What do I need to know? - Possible Side effects
Using digestive enzyme supplements for a prolonged period of time is a good sign that you’d benefit from an appointment with a knowledgeable practitioner. There may be strategies other than daily supplementation that can serve you better.
If you find that your symptoms get worse, or even if they don’t get better, you should probably stop using them.
Allergies are always a possibility, especially since some enzymes are sourced from food. Someone with a pineapple allergy, for example, would want to stay away from a food-sourced enzyme supplement with bromelain in it.
And, as always, keep supplements away from children.
Before considering a digestive enzyme supplement
Let’s not jump to supplementing with digestive enzymes without a more thorough understanding of what could be going on in your digestive system.
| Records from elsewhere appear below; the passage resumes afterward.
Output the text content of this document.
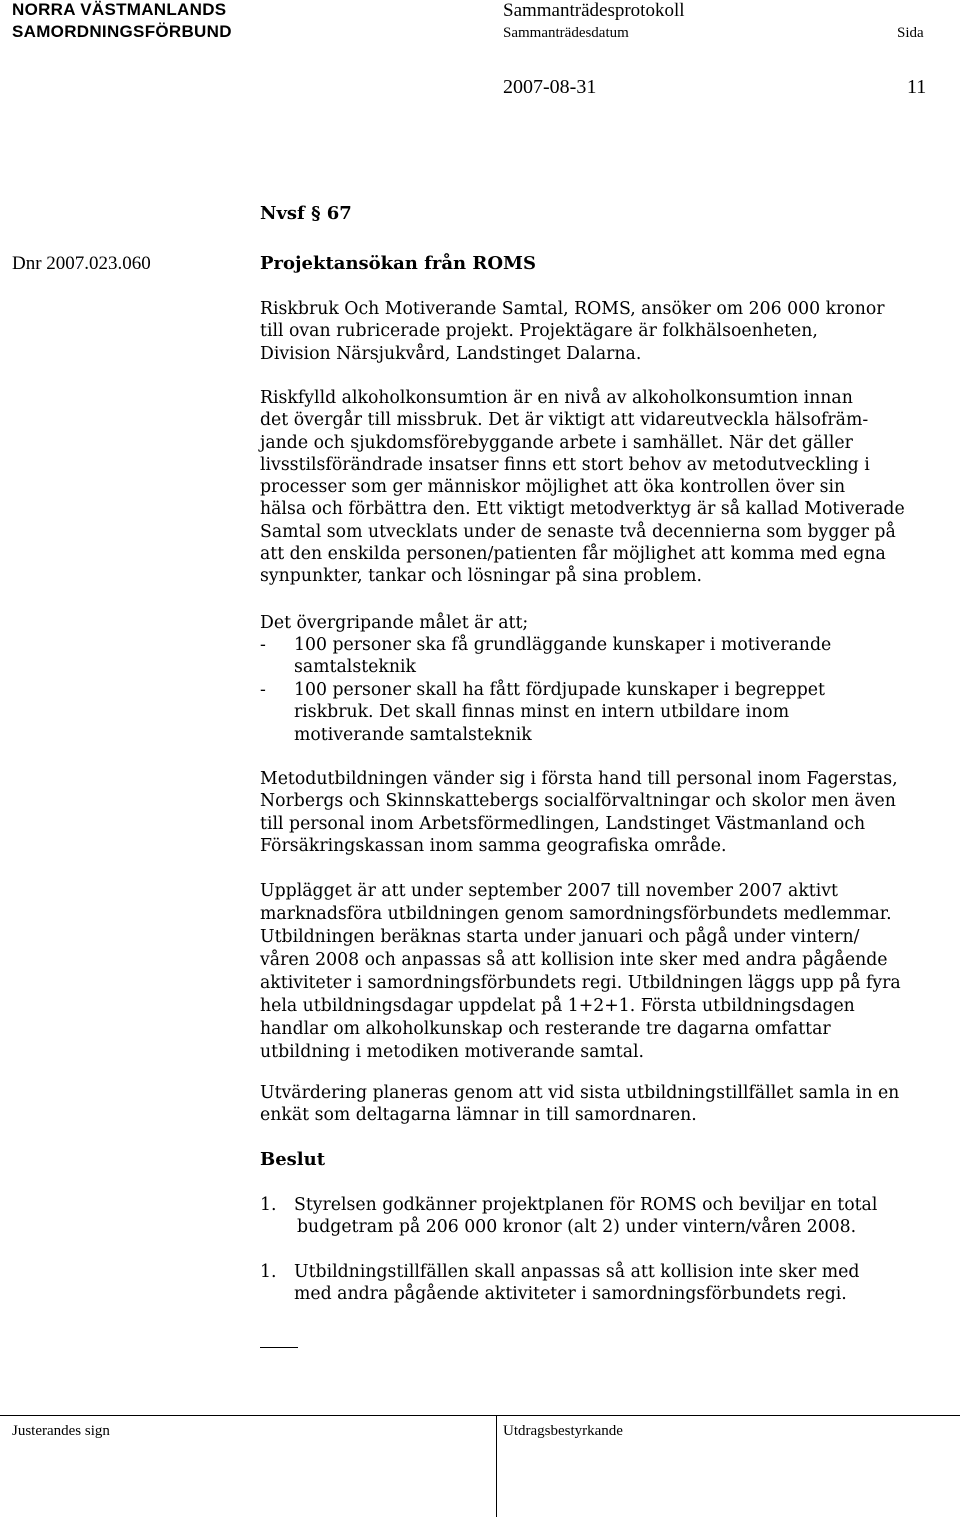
NORRA VÄSTMANLANDS
SAMORDNINGSFÖRBUND
Sammanträdesprotokoll
Sammanträdesdatum	Sida
2007-08-31	11
Nvsf § 67
Dnr 2007.023.060	Projektansökan från ROMS
Riskbruk Och Motiverande Samtal, ROMS, ansöker om 206 000 kronor
till ovan rubricerade projekt. Projektägare är folkhälsoenheten,
Division Närsjukvård, Landstinget Dalarna.
Riskfylld alkoholkonsumtion är en nivå av alkoholkonsumtion innan
det övergår till missbruk. Det är viktigt att vidareutveckla hälsofräm-
jande och sjukdomsförebyggande arbete i samhället. När det gäller
livsstilsförändrade insatser finns ett stort behov av metodutveckling i
processer som ger människor möjlighet att öka kontrollen över sin
hälsa och förbättra den. Ett viktigt metodverktyg är så kallad Motiverade
Samtal som utvecklats under de senaste två decennierna som bygger på
att den enskilda personen/patienten får möjlighet att komma med egna
synpunkter, tankar och lösningar på sina problem.
Det övergripande målet är att;
- 100 personer ska få grundläggande kunskaper i motiverande
samtalsteknik
- 100 personer skall ha fått fördjupade kunskaper i begreppet
riskbruk. Det skall finnas minst en intern utbildare inom
motiverande samtalsteknik
Metodutbildningen vänder sig i första hand till personal inom Fagerstas,
Norbergs och Skinnskattebergs socialförvaltningar och skolor men även
till personal inom Arbetsförmedlingen, Landstinget Västmanland och
Försäkringskassan inom samma geografiska område.
Upplägget är att under september 2007 till november 2007 aktivt
marknadsföra utbildningen genom samordningsförbundets medlemmar.
Utbildningen beräknas starta under januari och pågå under vintern/
våren 2008 och anpassas så att kollision inte sker med andra pågående
aktiviteter i samordningsförbundets regi. Utbildningen läggs upp på fyra
hela utbildningsdagar uppdelat på 1+2+1. Första utbildningsdagen
handlar om alkoholkunskap och resterande tre dagarna omfattar
utbildning i metodiken motiverande samtal.
Utvärdering planeras genom att vid sista utbildningstillfället samla in en
enkät som deltagarna lämnar in till samordnaren.
Beslut
1. Styrelsen godkänner projektplanen för ROMS och beviljar en total
budgetram på 206 000 kronor (alt 2) under vintern/våren 2008.
1. Utbildningstillfällen skall anpassas så att kollision inte sker med
med andra pågående aktiviteter i samordningsförbundets regi.
Justerandes sign	Utdragsbestyrkande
I’d advise seeing a health care practitioner first, as there might be better options for you.
My first recommendation for digestive distress would be to eat mindfully– relax, take deep breaths before your meal, eat slowly, and chew more thoroughly. This helps to break down food and can put less stress on your digestive tract.
The second step would be to try eliminating certain troublesome foods from your diet (dairy & gluten, for example) and see if that helps.
While many supplements are safe products, they’re not all for everyone.
I recommend that you:
- Read your labels carefully (who should take them, how to take them, when to stop taking them).
- If you have a medical condition or are taking medications speak with your doctor or pharmacist.
- If you want expert advice on whether a specific supplement is for you, speak with a qualified health care practitioner.
Recipe: Enzyme-Rich Tropical (digestive) Drink
1 cup pineapple, diced
1 cup papaya, diced
1/2 banana, chopped
1 cup coconut milk
1 tsp chia seeds
ice if desired
Put all ingredients(except ice) into the blender and blend. Add ice if desired.
Serve & enjoy!
Tip: The levels of enzymes in whole pineapple and papaya aren’t as concentrated as taking them in a supplement; so, if you’re not allergic to these delicious fruits, try this smoothie.